There is no sacrifice involved driving the 2009 Honda Civic Hybrid. Not after you write the check, anyway. In fact, Honda this year is adding some nice touches. The most important addition is electronic stability control, now standard. Options now include leather-trimmed interior, heated seats, navigation system, XM satellite radio and Bluetooth® HandsFreeLink®.
The Civic Hybrid is powered by a 1.3-liter four-cylinder engine and a 15 kilowatt electric motor, producing a combined 110-horsepower. That horsepower is harnessed by a smooth continuously variable transmission. Acceleration is best described as adequate, but this isn’t a sports car.
Steering is reassuringly crisp and overall handling is good, helped by a rigid body frame and fully-independent MacPherson strut front suspension and multi-link rear suspension.
The leather-trimmed interior is handsome and the bright, glowing digital displays are very easy to read and have a spaceship look. There are plenty of nooks for storage. Rear legroom is surprisingly generous if there are two adults in the back. But if there are three, the third passenger needs to be the shortest one in the group.

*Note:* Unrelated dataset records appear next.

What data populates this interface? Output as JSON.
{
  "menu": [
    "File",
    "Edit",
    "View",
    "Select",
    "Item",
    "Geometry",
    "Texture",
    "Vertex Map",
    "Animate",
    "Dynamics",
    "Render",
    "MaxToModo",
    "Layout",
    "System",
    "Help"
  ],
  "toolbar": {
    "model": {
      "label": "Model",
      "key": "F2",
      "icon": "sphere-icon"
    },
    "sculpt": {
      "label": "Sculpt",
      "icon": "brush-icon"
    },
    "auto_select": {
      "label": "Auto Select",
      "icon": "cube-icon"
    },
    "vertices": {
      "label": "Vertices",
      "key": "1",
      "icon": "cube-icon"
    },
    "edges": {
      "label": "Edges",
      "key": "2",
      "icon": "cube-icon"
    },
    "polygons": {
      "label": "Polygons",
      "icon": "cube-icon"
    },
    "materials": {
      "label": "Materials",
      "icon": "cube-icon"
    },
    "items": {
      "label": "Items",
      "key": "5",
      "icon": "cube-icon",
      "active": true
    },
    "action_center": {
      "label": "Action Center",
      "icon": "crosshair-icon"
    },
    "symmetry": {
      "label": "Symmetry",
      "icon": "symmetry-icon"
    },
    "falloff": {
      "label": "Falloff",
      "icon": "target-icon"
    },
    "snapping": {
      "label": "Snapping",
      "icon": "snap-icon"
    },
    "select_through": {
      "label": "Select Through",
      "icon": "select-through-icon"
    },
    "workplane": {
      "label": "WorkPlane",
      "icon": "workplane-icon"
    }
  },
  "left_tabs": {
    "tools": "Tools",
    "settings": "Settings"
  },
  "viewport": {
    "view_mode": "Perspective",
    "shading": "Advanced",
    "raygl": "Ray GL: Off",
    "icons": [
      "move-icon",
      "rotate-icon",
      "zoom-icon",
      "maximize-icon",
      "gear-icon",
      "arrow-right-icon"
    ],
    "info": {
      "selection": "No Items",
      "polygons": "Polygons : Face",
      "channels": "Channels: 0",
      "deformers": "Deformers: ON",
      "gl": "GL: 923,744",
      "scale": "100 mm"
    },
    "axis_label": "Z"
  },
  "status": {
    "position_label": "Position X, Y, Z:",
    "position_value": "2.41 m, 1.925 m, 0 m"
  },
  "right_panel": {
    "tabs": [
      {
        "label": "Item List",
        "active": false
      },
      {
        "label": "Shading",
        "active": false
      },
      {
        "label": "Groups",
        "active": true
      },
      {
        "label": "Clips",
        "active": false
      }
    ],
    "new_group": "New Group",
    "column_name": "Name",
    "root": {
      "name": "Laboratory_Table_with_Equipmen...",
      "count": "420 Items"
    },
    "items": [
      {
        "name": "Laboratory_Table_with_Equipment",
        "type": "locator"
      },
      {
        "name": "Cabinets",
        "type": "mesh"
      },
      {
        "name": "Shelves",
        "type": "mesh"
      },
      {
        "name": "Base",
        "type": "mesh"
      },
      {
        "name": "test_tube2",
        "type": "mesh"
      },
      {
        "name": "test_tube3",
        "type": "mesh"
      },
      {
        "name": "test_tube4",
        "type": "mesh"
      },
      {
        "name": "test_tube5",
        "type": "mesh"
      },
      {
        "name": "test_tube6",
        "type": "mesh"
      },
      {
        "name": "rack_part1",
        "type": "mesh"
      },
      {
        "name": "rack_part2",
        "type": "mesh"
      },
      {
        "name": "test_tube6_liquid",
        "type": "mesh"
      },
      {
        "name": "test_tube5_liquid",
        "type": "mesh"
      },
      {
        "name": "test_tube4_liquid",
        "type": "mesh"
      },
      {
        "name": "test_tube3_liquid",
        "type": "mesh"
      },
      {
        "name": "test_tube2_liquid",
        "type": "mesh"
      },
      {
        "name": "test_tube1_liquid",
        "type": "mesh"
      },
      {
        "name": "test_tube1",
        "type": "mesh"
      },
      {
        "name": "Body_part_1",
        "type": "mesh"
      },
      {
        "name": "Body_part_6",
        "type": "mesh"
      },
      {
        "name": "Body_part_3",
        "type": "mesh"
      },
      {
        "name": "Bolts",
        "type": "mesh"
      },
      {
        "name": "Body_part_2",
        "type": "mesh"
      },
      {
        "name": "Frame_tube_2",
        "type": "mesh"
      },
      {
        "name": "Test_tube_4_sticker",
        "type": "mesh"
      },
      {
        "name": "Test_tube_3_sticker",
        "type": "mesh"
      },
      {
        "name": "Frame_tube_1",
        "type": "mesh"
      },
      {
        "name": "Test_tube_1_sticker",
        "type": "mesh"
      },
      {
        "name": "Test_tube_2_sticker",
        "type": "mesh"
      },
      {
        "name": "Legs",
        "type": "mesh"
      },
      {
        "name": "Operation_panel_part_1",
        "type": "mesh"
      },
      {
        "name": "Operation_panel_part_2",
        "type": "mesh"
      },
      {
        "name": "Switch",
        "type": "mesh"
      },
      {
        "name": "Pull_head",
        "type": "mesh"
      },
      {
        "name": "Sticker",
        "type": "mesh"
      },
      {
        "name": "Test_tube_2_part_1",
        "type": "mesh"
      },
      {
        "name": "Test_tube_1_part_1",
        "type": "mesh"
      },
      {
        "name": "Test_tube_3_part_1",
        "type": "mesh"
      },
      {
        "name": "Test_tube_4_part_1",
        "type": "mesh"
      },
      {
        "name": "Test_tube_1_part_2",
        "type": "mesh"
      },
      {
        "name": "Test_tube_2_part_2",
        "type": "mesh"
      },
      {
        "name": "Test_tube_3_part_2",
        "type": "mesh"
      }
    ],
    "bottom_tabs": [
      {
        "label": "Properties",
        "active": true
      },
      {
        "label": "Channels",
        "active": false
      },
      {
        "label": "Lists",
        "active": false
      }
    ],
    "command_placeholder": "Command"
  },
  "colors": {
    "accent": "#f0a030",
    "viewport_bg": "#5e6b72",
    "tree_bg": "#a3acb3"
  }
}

But people will buy this car to save gas. The Civic Hybrid has an EPA-estimated fuel economy of 40 miles per gallon in city driving and 45 mpg on the highway. The test car fell a bit short of that, getting 37.8 mpg, according to the dashboard trip computer, in a mix of city and highway driving typical to suburban life.
That is still significantly higher than a Civic EX-L with a five-speed automatic transmission that gets 25 mpg city and 36 mpg highway.
The higher fuel economy of the Civic Hybrid comes at a cost. The top-of-the-line hybrid tested has a sticker price of $26,750 – $3,195 more than a comparably equipped EX-L edition.